Through dissemination and sharing, individual knowledge is transformed into system-wide knowledge. All employees in an organization possess knowledge about problems and solutions, situations, and best practices. As long as this information stays solely with these individuals, there is little benefit to the overall organization. If key knowledge of each worker could be captured and shared for the use of all other employees, the benefit to the organization would compound. When knowledge is shared, organizations save time and resources in duplication. This sharing process is enabled in two important ways: high tech i.e., information technology and high touch i.e., organization culture.
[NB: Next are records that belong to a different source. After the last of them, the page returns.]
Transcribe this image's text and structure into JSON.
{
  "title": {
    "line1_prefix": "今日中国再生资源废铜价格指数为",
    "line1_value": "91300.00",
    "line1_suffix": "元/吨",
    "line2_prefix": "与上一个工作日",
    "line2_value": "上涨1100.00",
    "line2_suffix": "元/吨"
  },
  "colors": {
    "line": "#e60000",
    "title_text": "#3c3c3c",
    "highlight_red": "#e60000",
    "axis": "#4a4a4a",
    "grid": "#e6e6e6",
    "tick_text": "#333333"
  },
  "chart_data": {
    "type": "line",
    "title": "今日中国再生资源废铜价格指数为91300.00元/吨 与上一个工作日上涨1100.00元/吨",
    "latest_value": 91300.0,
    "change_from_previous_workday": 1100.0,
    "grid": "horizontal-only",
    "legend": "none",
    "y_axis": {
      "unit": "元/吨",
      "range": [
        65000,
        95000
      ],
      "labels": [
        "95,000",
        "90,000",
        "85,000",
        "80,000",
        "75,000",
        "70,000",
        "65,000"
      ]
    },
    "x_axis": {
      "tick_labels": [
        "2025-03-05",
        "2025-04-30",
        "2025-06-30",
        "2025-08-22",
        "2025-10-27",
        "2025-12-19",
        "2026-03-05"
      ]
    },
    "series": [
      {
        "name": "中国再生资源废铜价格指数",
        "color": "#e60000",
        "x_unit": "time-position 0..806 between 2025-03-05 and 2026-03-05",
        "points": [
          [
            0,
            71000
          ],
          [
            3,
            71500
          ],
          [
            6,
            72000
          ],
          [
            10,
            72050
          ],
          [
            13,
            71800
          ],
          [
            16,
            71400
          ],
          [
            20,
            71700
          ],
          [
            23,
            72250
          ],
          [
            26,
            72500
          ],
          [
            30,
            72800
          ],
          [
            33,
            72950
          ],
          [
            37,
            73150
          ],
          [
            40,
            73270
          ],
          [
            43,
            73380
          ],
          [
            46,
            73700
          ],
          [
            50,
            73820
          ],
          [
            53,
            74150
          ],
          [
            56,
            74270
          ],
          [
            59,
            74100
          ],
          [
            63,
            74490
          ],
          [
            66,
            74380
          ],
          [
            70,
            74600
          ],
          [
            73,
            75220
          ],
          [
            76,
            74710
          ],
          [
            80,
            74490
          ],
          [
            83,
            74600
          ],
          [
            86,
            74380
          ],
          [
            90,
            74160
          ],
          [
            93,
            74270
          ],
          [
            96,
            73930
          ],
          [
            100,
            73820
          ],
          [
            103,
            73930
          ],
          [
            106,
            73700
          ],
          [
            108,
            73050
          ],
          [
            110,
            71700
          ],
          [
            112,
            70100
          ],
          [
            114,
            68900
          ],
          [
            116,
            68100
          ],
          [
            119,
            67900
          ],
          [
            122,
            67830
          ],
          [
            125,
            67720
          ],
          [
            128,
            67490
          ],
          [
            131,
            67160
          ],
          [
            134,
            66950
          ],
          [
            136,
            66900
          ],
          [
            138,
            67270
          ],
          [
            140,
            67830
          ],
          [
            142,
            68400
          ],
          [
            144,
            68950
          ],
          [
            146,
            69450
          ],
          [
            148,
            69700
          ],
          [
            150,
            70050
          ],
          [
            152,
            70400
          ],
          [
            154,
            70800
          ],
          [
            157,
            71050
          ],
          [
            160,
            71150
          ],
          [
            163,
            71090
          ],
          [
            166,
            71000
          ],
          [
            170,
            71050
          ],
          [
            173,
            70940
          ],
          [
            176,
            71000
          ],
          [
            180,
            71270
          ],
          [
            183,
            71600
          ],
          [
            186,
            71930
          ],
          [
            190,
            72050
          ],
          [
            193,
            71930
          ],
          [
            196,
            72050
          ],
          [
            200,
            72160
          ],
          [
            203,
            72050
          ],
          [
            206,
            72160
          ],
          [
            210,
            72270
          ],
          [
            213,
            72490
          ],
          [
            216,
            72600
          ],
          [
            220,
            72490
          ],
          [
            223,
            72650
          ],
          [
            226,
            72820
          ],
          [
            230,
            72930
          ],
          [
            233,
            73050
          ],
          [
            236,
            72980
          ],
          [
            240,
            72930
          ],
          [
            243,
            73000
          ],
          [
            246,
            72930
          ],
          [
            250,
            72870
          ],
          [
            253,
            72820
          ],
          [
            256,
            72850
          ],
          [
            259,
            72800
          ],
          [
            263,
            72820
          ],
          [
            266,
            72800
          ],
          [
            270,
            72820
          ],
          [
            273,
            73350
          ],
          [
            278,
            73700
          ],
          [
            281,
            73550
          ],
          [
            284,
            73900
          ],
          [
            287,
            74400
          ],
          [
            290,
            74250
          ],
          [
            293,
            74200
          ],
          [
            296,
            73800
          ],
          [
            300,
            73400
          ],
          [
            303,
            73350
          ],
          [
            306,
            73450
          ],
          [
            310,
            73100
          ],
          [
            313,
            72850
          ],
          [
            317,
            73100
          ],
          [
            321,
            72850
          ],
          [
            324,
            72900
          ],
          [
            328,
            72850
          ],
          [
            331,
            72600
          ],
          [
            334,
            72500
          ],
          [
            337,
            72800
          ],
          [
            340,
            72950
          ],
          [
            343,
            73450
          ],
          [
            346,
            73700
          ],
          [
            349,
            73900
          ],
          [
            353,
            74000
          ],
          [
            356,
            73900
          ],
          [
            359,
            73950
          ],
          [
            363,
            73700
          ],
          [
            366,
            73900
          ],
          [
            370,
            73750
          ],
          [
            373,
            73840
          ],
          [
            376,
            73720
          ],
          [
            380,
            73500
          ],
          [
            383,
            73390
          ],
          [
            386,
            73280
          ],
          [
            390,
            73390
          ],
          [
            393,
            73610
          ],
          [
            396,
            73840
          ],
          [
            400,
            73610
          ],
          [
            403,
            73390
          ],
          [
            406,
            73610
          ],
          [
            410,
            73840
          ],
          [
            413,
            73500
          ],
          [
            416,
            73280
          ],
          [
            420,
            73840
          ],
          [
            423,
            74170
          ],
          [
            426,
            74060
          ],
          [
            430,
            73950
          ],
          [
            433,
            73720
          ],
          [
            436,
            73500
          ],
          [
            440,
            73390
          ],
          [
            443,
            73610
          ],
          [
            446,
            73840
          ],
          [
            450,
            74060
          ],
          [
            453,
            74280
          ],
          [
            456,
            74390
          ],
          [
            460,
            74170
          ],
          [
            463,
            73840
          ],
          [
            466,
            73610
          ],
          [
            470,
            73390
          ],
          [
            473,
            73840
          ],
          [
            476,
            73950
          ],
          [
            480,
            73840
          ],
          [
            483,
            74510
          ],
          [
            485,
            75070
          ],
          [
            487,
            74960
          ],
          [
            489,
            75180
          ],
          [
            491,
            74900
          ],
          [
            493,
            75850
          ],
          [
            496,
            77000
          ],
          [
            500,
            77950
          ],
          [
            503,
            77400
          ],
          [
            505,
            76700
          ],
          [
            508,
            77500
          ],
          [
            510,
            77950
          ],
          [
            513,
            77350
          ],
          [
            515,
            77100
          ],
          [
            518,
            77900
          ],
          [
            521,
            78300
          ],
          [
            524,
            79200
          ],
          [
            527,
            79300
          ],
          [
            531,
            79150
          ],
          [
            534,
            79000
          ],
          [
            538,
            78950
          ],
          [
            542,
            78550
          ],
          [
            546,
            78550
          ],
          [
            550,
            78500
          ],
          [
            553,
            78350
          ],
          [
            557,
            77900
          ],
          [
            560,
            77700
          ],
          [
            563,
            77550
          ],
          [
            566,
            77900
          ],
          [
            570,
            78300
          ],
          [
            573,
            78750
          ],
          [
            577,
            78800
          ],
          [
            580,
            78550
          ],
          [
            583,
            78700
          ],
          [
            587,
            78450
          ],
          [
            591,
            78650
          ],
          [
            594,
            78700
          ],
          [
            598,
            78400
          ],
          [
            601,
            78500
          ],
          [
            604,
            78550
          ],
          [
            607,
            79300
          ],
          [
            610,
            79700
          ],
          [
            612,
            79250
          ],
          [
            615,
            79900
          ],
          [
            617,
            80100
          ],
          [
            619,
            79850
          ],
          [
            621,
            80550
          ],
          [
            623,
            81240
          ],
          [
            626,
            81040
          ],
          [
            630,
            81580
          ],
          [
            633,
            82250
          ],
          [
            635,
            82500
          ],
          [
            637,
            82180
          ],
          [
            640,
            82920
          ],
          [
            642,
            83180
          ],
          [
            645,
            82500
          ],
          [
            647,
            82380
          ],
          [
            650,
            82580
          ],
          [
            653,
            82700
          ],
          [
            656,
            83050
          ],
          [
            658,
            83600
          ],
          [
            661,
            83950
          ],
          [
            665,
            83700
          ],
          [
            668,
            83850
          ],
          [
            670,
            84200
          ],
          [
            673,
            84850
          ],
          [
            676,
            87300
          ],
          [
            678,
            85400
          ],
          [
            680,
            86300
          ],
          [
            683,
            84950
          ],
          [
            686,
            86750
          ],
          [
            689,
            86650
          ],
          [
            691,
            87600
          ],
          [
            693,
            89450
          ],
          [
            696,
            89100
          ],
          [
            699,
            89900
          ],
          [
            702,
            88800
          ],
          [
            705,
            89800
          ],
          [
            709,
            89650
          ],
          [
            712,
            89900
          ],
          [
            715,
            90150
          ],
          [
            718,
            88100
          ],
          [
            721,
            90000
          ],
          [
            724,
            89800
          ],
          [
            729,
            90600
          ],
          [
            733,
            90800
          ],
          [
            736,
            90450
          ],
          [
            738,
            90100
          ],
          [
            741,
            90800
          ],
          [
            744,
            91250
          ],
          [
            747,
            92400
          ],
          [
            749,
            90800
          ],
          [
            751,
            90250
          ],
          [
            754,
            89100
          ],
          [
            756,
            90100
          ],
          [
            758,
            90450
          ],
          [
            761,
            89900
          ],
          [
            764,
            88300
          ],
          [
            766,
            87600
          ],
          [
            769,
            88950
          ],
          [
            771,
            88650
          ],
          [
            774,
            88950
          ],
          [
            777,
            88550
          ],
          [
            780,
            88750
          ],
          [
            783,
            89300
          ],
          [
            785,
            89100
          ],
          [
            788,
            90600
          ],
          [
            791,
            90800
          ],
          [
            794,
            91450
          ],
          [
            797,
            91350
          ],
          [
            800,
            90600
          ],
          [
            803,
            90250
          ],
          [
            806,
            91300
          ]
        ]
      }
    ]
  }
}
With the advances in communication and information technologies, costs of reproduction and transmission of the information component of knowledge have been significantly reduced. Therefore, improvements in personal productivity achieved through computers for example, could be turned into improvements in organizational productivity through networking. Easy sharing of knowledge also raises an interesting paradox--knowledge that can be shared easily cannot be permanently captured by the organization. The benefits of such knowledge can be captured by other organizations as well. The implication is that to build its core competencies the company should invest in those kinds of knowledge and/or knowledge combinations that cannot be easily duplicated by competing organizations.

Most firms and consultants focus on information systems as the means to share knowledge. Companies such as 3M, GE, Hewlett-Packard, and US West use a centralized process of knowledge mapping to share best practices and other valuable information throughout the organization. Arthur Andersen both uses and promotes intranet technology as a means to share. However in many companies, informal sharing is more important. Xerox found that casual chat was a very effective tool for sharing knowledge, one that was discouraged only a few years ago. Learning is social. A sharing culture provides the medium for knowledge to move through the organization.
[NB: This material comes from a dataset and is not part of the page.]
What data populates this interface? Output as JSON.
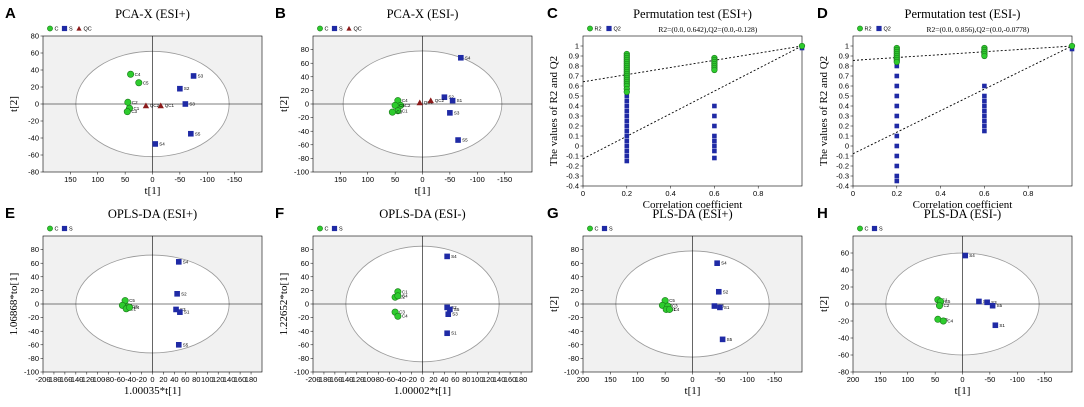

Knowledge management in most organizations is about building an environment that allows easy knowledge flow. This environment is often the type found in firms with quality management and/or learning environment approaches. Effective organizations have processes that break down barriers between individuals for many reasons, including good knowledge flow. Organizational form will have direct impact on knowledge management techniques. Teams provide a basis for problem solving, organizational learning and knowledge management. Companies that build teamwork more readily convert individual knowledge to system knowledge.

The third phase of KM--knowledge utilization, depends on a number of organization-related factors such as job design, autonomy , performance measures and incentives. Technology can help but a lot more depends on whether teams and individuals feel motivated and appreciated enough to apply the knowledge they have to their work. Recognizing this, companies are increasingly focused on education and empowerment to increase the competence and commitment of their workforce and turn them into true knowledge workers.